One way to help stop this transfer of phosphorus into the Lake is to stop the sources of it, such as ensuring any fertilizer you use is free of it (New York state’s law has certain criteria that needs to be met before you add fertilizer with phosphorus).
What is Phosphorus?
Phosphorus is a natural element and an essential nutrient for plant growth, but it is only found in small amounts in lakes and streams. Even small increases in phosphorus to these waterbodies can have a devastating impact on water quality. Increased amounts of phosphorus entering a lake can stimulate algae and plant growth.
Where Does Phosphorus Come From?
Phosphorus has many sources. Some exists naturally in lakes and streams but human activities from residential, urban and agricultural areas contribute a significant amount of phosphorus. Stormwater runoff travels across land and picks up phosphorus from fertilizers, eroded soil particles, septic systems and pet waste and discharges it into nearby lakes and streams.

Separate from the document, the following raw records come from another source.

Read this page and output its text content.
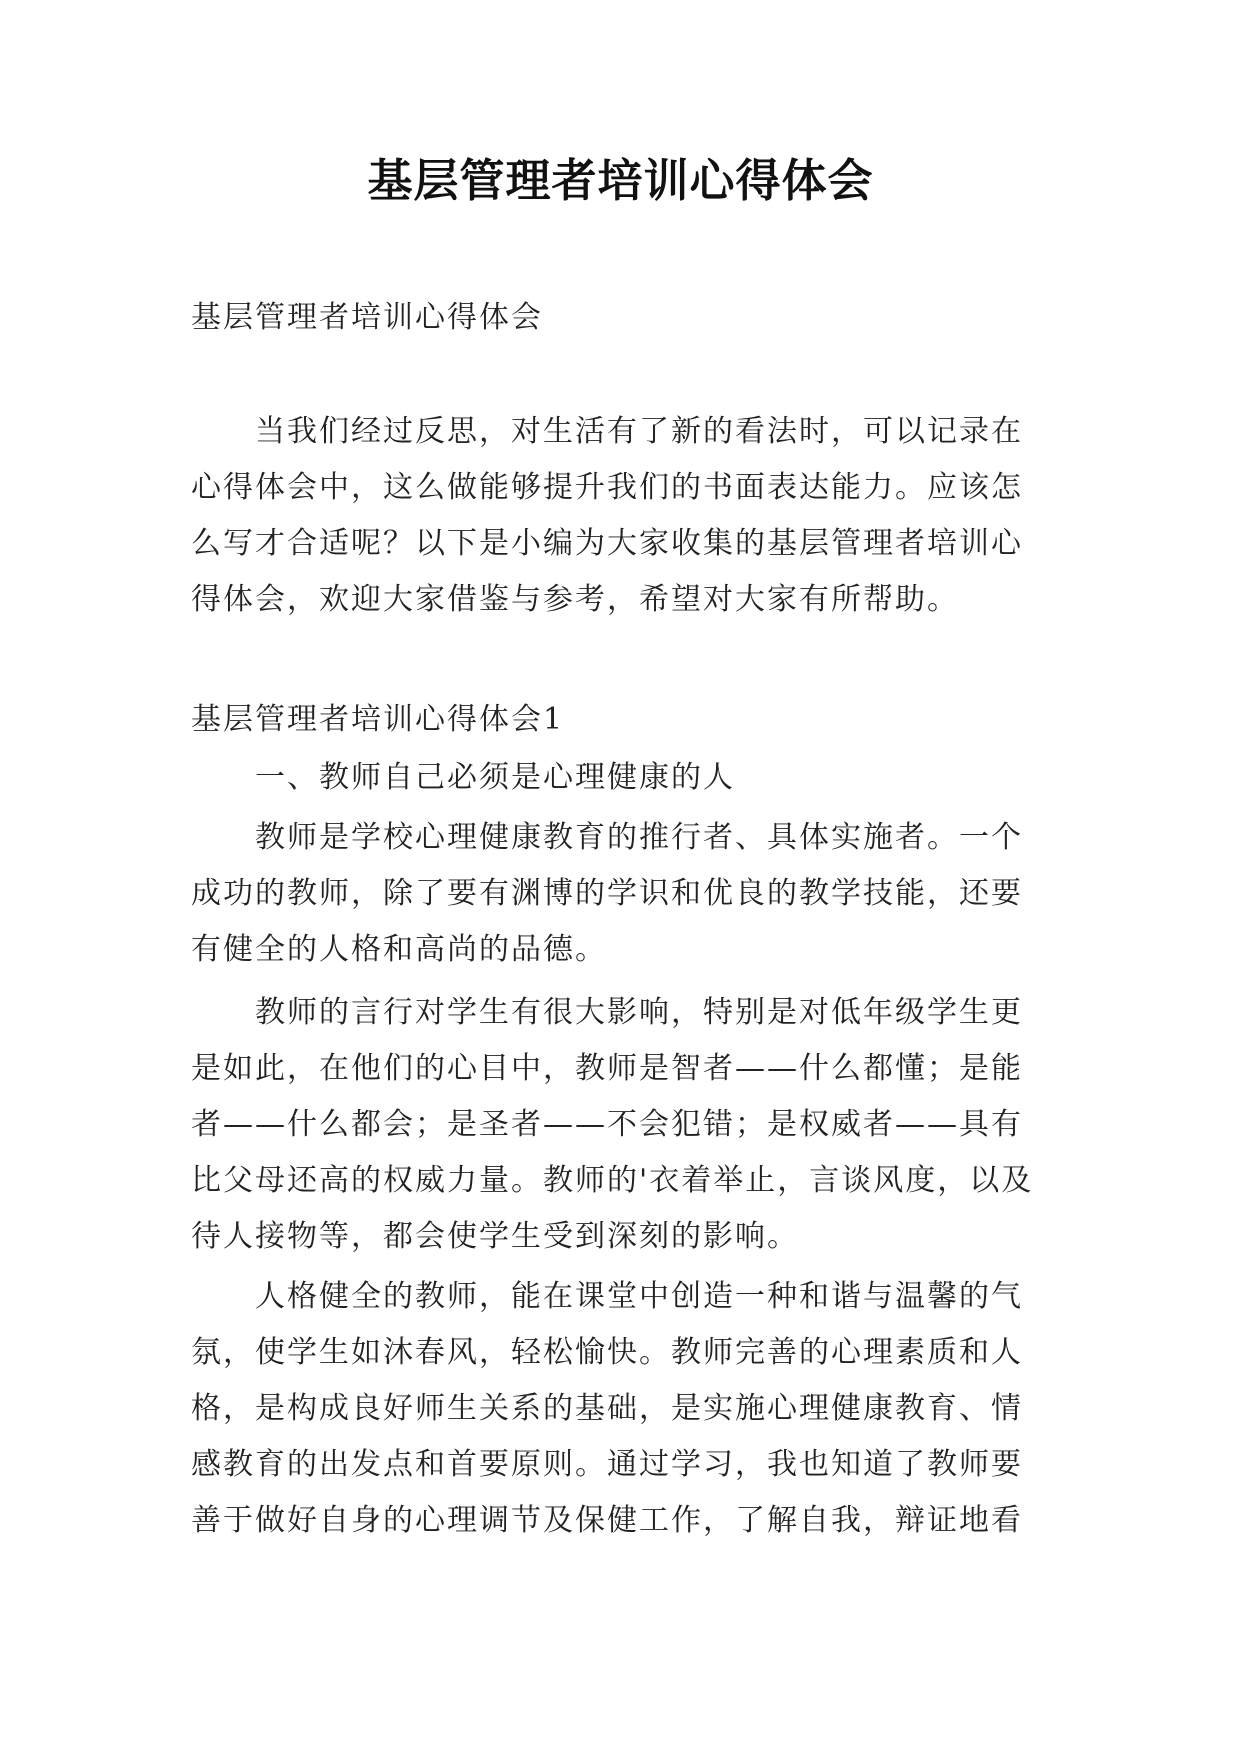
基层管理者培训心得体会

基层管理者培训心得体会

当我们经过反思，对生活有了新的看法时，可以记录在心得体会中，这么做能够提升我们的书面表达能力。应该怎么写才合适呢？以下是小编为大家收集的基层管理者培训心得体会，欢迎大家借鉴与参考，希望对大家有所帮助。

基层管理者培训心得体会1

一、教师自己必须是心理健康的人

教师是学校心理健康教育的推行者、具体实施者。一个成功的教师，除了要有渊博的学识和优良的教学技能，还要有健全的人格和高尚的品德。

教师的言行对学生有很大影响，特别是对低年级学生更是如此，在他们的心目中，教师是智者——什么都懂；是能者——什么都会；是圣者——不会犯错；是权威者——具有比父母还高的权威力量。教师的'衣着举止，言谈风度，以及待人接物等，都会使学生受到深刻的影响。

人格健全的教师，能在课堂中创造一种和谐与温馨的气氛，使学生如沐春风，轻松愉快。教师完善的心理素质和人格，是构成良好师生关系的基础，是实施心理健康教育、情感教育的出发点和首要原则。通过学习，我也知道了教师要善于做好自身的心理调节及保健工作，了解自我，辩证地看
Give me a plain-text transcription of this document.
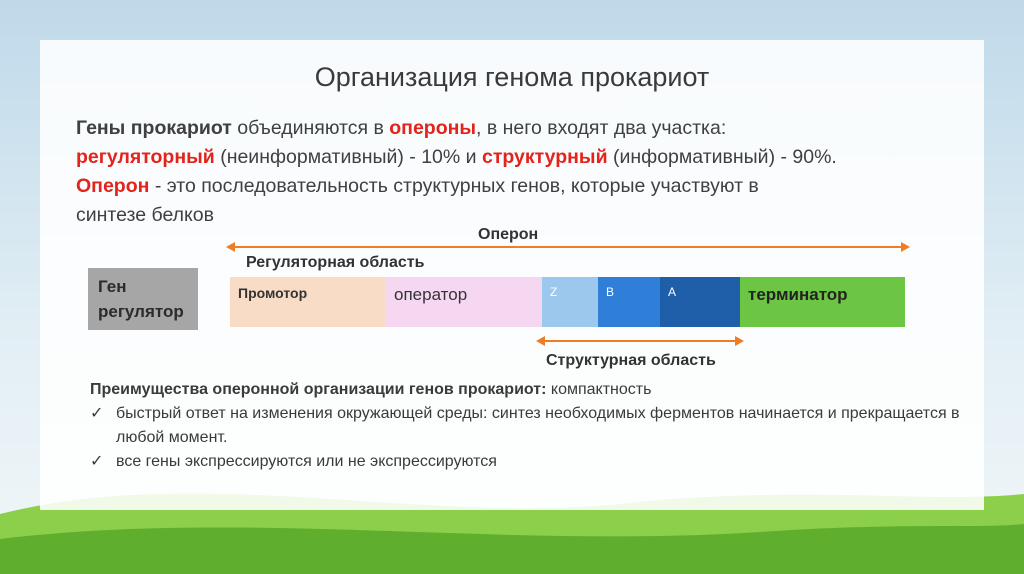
Организация генома прокариот
Гены прокариот объединяются в опероны, в него входят два участка:
регуляторный (неинформативный) - 10% и структурный (информативный) - 90%.
Оперон - это последовательность структурных генов, которые участвуют в
синтезе белков
Оперон
Регуляторная область
Ген
регулятор
Промотор	оператор	Z	B	A	терминатор
Структурная область
Преимущества оперонной организации генов прокариот: компактность
✓ быстрый ответ на изменения окружающей среды: синтез необходимых ферментов начинается и прекращается в любой момент.
✓ все гены экспрессируются или не экспрессируются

More phosphorus, less fish
Excess phosphorus increases algal growth. As algae die and decay, the water is robbed of dissolved oxygen. This can devastate fish populations if it occurs for a long period of time or the fish have no where else to go.
Green and Gross
Excess phosphorus can lead to an explosion of algal growth in the Lake. One pound of phosphorus can produce up to 500 pounds of wet algae!
How Does Phosphorus Affect Me?
Excess plant growth stimulated by high phosphorus inputs can impair many uses of waterways. Boating, fishing, and swimming can become difficult and lake shore property values and tourism can also be negatively impacted.
Storm drains are designed to prevent flooding, but they also provide a direct route for phosphorus and other pollutants to enter Lake George. The LGA is working to mark storm drains that lead to the Lake to raise awareness of the connection between stormwater runoff and phosphorus.